THE REPUBLIC OF EAST L.A.
Poet, essayist and editor Rodriguez (Always Running: La Vida Loca; Gang Days in L.A.) assembles 12 gritty, hard-hitting snapshots taken from the lives of careworn characters struggling to survive amid crime, poverty and racism in the barrio of East Los Angeles. "My Ride, My Resolution" features Cruz Blancarte, a tough but likable limousine driver who witnesses firsthand the heartlessness of the city's rich and famous. When he's allowed to keep the limo overnight, Cruz seizes the opportunity to take sexy neighborhood girl Bernarda out on a date, but with disastrous results. Many stories play on themes of freedom and emotional release, interrelated for better or worse. In "Boom, Bot, Boom" an afternoon of barhopping turns two friends—both newly unemployed and miserable—into outlaws, while the poignant "Finger Dance" features a heavyhearted son who, after a lifetime of feeling unwanted, searches his dying father's face "for signs of love." Life falls apart quickly for steelworker Enrique in "Mechanics" when he gets laid off and his wife of 12 years moves out, taking the kids with her, yet he experiences a "pervasive serenity" despite his misfortune.
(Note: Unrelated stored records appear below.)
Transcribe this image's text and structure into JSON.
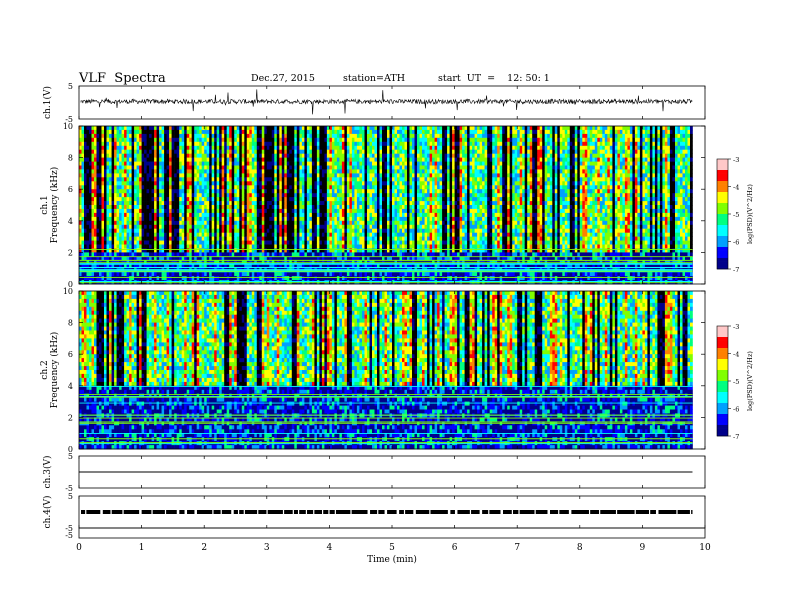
{
  "header": {
    "title": "VLF  Spectra",
    "date": "Dec.27, 2015",
    "station": "station=ATH",
    "start": "start  UT  =    12: 50: 1"
  },
  "colors": {
    "spectrum": [
      "#000000",
      "#00008b",
      "#0000ff",
      "#00a0ff",
      "#00ffff",
      "#00ff80",
      "#80ff00",
      "#ffff00",
      "#ff8000",
      "#ff0000",
      "#ffc8c8"
    ],
    "waveform": "#000000"
  },
  "chart_data": [
    {
      "type": "line",
      "panel": "ch1-waveform",
      "ylabel": "ch.1(V)",
      "ylim": [
        -5,
        5
      ],
      "yticks": [
        "5",
        "-5"
      ],
      "description_values": {
        "baseline": 0,
        "typical_amplitude": 1,
        "max_spike": 4
      }
    },
    {
      "type": "heatmap",
      "panel": "ch1-spectrogram",
      "ylabel": "Frequency  (kHz)",
      "channel_label": "ch.1",
      "ylim": [
        0,
        10
      ],
      "yticks": [
        "0",
        "2",
        "4",
        "6",
        "8",
        "10"
      ],
      "xlim": [
        0,
        10
      ],
      "colorbar": {
        "label": "log(PSD)(V^2/Hz)",
        "range": [
          -7,
          -3
        ],
        "ticks": [
          "-3",
          "-4",
          "-5",
          "-6",
          "-7"
        ]
      },
      "background_band_khz": [
        0,
        2
      ],
      "data_end_min": 9.8
    },
    {
      "type": "heatmap",
      "panel": "ch2-spectrogram",
      "ylabel": "Frequency  (kHz)",
      "channel_label": "ch.2",
      "ylim": [
        0,
        10
      ],
      "yticks": [
        "0",
        "2",
        "4",
        "6",
        "8",
        "10"
      ],
      "xlim": [
        0,
        10
      ],
      "colorbar": {
        "label": "log(PSD)(V^2/Hz)",
        "range": [
          -7,
          -3
        ],
        "ticks": [
          "-3",
          "-4",
          "-5",
          "-6",
          "-7"
        ]
      },
      "background_band_khz": [
        0,
        4
      ],
      "data_end_min": 9.8
    },
    {
      "type": "line",
      "panel": "ch3-waveform",
      "ylabel": "ch.3(V)",
      "ylim": [
        -5,
        5
      ],
      "yticks": [
        "5",
        "-5"
      ],
      "description_values": {
        "baseline": 0
      }
    },
    {
      "type": "line",
      "panel": "ch4-waveform",
      "ylabel": "ch.4(V)",
      "ylim": [
        -5,
        5
      ],
      "yticks": [
        "5",
        "-5"
      ],
      "description_values": {
        "baseline": 0
      }
    }
  ],
  "x_axis": {
    "label": "Time  (min)",
    "ticks": [
      "0",
      "1",
      "2",
      "3",
      "4",
      "5",
      "6",
      "7",
      "8",
      "9",
      "10"
    ],
    "range": [
      0,
      10
    ]
  }
}
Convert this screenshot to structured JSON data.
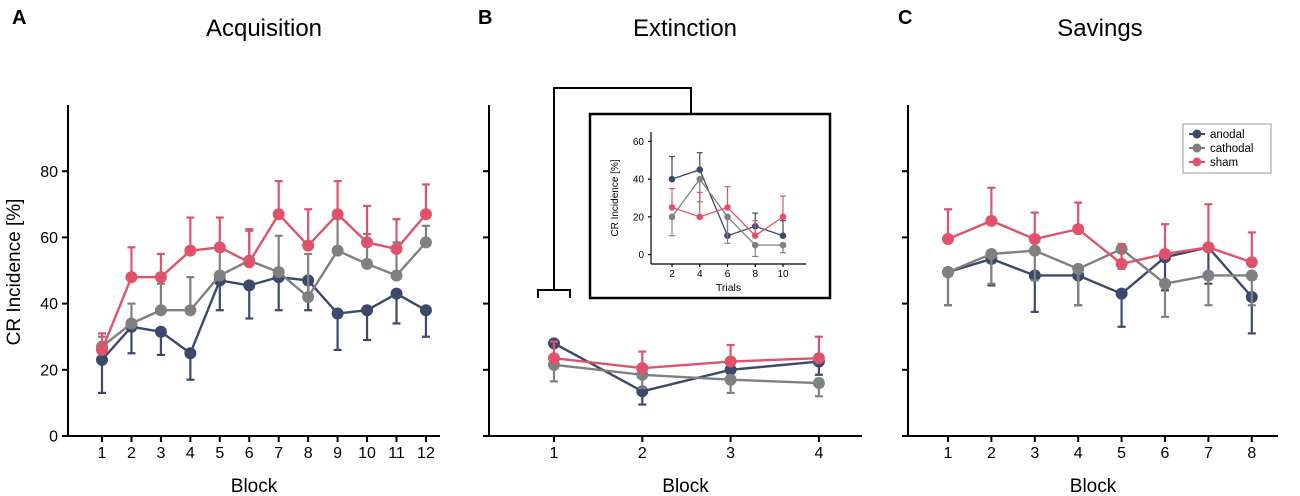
{
  "shared": {
    "ylabel": "CR Incidence [%]",
    "yticks": [
      0,
      20,
      40,
      60,
      80
    ],
    "ylim": [
      0,
      100
    ],
    "colors": {
      "anodal": "#3b4a6b",
      "cathodal": "#808080",
      "sham": "#e0526a"
    }
  },
  "legend": {
    "items": [
      "anodal",
      "cathodal",
      "sham"
    ]
  },
  "chart_data": [
    {
      "panel": "A",
      "type": "line",
      "title": "Acquisition",
      "xlabel": "Block",
      "ylabel": "CR Incidence [%]",
      "ylim": [
        0,
        100
      ],
      "categories": [
        "1",
        "2",
        "3",
        "4",
        "5",
        "6",
        "7",
        "8",
        "9",
        "10",
        "11",
        "12"
      ],
      "series": [
        {
          "name": "anodal",
          "values": [
            23,
            33,
            31.5,
            25,
            47,
            45.5,
            48,
            47,
            37,
            38,
            43,
            38
          ],
          "errors": [
            10,
            8,
            7,
            8,
            9,
            10,
            10,
            9,
            11,
            9,
            9,
            8
          ]
        },
        {
          "name": "cathodal",
          "values": [
            27,
            34,
            38,
            38,
            48.5,
            53,
            49.5,
            42,
            56,
            52,
            48.5,
            58.5
          ],
          "errors": [
            3,
            6,
            8,
            10,
            9,
            9,
            11,
            13,
            10,
            9,
            10,
            5
          ]
        },
        {
          "name": "sham",
          "values": [
            26,
            48,
            48,
            56,
            57,
            52.5,
            67,
            57.5,
            67,
            58.5,
            56.5,
            67
          ],
          "errors": [
            5,
            9,
            7,
            10,
            9,
            10,
            10,
            11,
            10,
            11,
            9,
            9
          ]
        }
      ]
    },
    {
      "panel": "B",
      "type": "line",
      "title": "Extinction",
      "xlabel": "Block",
      "ylabel": "CR Incidence [%]",
      "ylim": [
        0,
        100
      ],
      "categories": [
        "1",
        "2",
        "3",
        "4"
      ],
      "series": [
        {
          "name": "anodal",
          "values": [
            28,
            13.5,
            20,
            22.5
          ],
          "errors": [
            1,
            4,
            4,
            4
          ]
        },
        {
          "name": "cathodal",
          "values": [
            21.5,
            18.5,
            17,
            16
          ],
          "errors": [
            5,
            4,
            4,
            4
          ]
        },
        {
          "name": "sham",
          "values": [
            23.5,
            20.5,
            22.5,
            23.5
          ],
          "errors": [
            5,
            5,
            5,
            6.5
          ]
        }
      ]
    },
    {
      "panel": "B-inset",
      "type": "line",
      "title": "",
      "xlabel": "Trials",
      "ylabel": "CR Incidence [%]",
      "ylim": [
        -5,
        65
      ],
      "x": [
        2,
        4,
        6,
        8,
        10
      ],
      "xticks": [
        2,
        4,
        6,
        8,
        10
      ],
      "yticks": [
        0,
        20,
        40,
        60
      ],
      "series": [
        {
          "name": "anodal",
          "values": [
            40,
            45,
            10,
            15,
            10
          ],
          "errors": [
            12,
            9,
            10,
            7,
            8
          ]
        },
        {
          "name": "cathodal",
          "values": [
            20,
            40,
            20,
            5,
            5
          ],
          "errors": [
            10,
            12,
            14,
            6,
            4
          ]
        },
        {
          "name": "sham",
          "values": [
            25,
            20,
            25,
            10,
            20
          ],
          "errors": [
            10,
            13,
            11,
            8,
            11
          ]
        }
      ]
    },
    {
      "panel": "C",
      "type": "line",
      "title": "Savings",
      "xlabel": "Block",
      "ylabel": "CR Incidence [%]",
      "ylim": [
        0,
        100
      ],
      "categories": [
        "1",
        "2",
        "3",
        "4",
        "5",
        "6",
        "7",
        "8"
      ],
      "series": [
        {
          "name": "anodal",
          "values": [
            49.5,
            53.5,
            48.5,
            48.5,
            43,
            54,
            57,
            42
          ],
          "errors": [
            10,
            8,
            11,
            9,
            10,
            10,
            11,
            11
          ]
        },
        {
          "name": "cathodal",
          "values": [
            49.5,
            55,
            56,
            50.5,
            56.5,
            46,
            48.5,
            48.5
          ],
          "errors": [
            10,
            9,
            9,
            11,
            6,
            10,
            9,
            9
          ]
        },
        {
          "name": "sham",
          "values": [
            59.5,
            65,
            59.5,
            62.5,
            52,
            55,
            57,
            52.5
          ],
          "errors": [
            9,
            10,
            8,
            8,
            6,
            9,
            13,
            9
          ]
        }
      ]
    }
  ]
}
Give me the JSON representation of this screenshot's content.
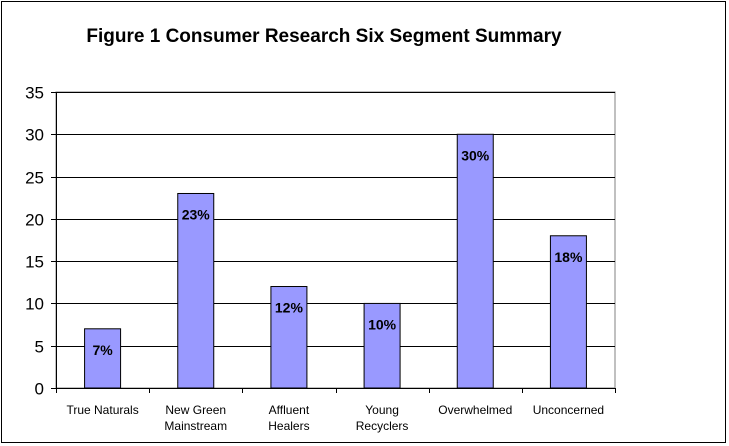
{
  "chart_data": {
    "type": "bar",
    "title": "Figure 1 Consumer Research Six Segment Summary",
    "categories": [
      [
        "True Naturals"
      ],
      [
        "New Green",
        "Mainstream"
      ],
      [
        "Affluent",
        "Healers"
      ],
      [
        "Young",
        "Recyclers"
      ],
      [
        "Overwhelmed"
      ],
      [
        "Unconcerned"
      ]
    ],
    "values": [
      7,
      23,
      12,
      10,
      30,
      18
    ],
    "data_labels": [
      "7%",
      "23%",
      "12%",
      "10%",
      "30%",
      "18%"
    ],
    "yticks": [
      "0",
      "5",
      "10",
      "15",
      "20",
      "25",
      "30",
      "35"
    ],
    "ylim": [
      0,
      35
    ],
    "grid": true,
    "legend": "none",
    "colors": {
      "bar": "#9999ff",
      "bar_border": "#000000",
      "grid": "#000000"
    }
  }
}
Though there are few uplifting moments—such as the one in "Sometimes You Dance with a Watermelon," which finds a grandmother attempting to rumba with the giant fruit on her head—the collection as a whole attains a spirited, resilient rhythm. (Apr. 9)
Forecast:Rodriguez has a strong reputation not only as an award-winning writer, but as the editor of Tia Chucha Press. The marketing campaign—including an eight-city author tour, 15-city NPR campaign and print ads—is excellent and will help extend what are likely to be strong regional sales in Southern California.